What began as a single, recent letter to the editor, ended up exposing wide spread concerns among residents at the 68.1 acre Shepherd’s Hill development in Hudson, still under active construction.

One Shepherd’s Hill owner/occupant, Paul Finn, a professional man in his late 40s from Worcester Massachusetts, moved into the Hudson development in May 2005.  “As I told my realtor (Bonnie Gravel, Prudential Realty, Nashua) at our very first meeting, I wanted a condo viewed as ‘luxury’ with suitable landscaping,” explains Paul, “based on the model units, limited availability of the larger unit, and promises made of ‘world-class landscaping,’ and quality construction, I went for it.”  He closed on his “larger” 2,000+ square foot two-bedroom, two-car garage upgraded unit at 70B Shadowbrook Drive for more than $298,000 in April 2005.

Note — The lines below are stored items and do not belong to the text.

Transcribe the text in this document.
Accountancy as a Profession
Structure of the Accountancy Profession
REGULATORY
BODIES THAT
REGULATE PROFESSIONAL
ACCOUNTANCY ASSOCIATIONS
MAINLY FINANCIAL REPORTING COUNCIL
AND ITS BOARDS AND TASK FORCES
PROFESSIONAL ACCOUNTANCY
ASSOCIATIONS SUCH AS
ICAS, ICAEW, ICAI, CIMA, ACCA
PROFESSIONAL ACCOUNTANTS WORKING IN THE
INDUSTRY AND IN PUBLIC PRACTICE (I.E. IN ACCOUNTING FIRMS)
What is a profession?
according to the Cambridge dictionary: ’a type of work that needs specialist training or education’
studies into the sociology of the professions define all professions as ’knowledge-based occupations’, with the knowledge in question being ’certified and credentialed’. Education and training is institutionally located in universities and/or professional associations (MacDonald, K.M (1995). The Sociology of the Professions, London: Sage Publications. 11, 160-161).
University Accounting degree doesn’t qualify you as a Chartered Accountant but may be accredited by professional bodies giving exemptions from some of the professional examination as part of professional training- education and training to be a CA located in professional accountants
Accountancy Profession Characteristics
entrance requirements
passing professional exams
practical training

Paul Finn’s “Buyer Beware” sign at 70 B Shadowbrook in Shepherd’s Hill

In good faith, Mr. Finn expected the developer, Shepherd’s Hill Development Co. LLC, led by Ernest J. Thibeault, III and his staff at Thibeault Corporation of N.E., to make good on their pre-sales promises, including landscape work and final paving.  “In hindsight, I should not have finished until the development was completely finished,” admits Paul, but he was lured to buy his larger Comdex building as he was told “it was the only one of four (16 units) approved by the town to be built; imagine my surprise when two more (32 in all) larger units began going up.”  Finn details that he was also told plans of the landscaping included lining the streets with trees; sod, irrigation and plantings/bushes at every unit; and high-end retaining walls to address the development’s steep pitches and mitigate land erosion and water run-off. 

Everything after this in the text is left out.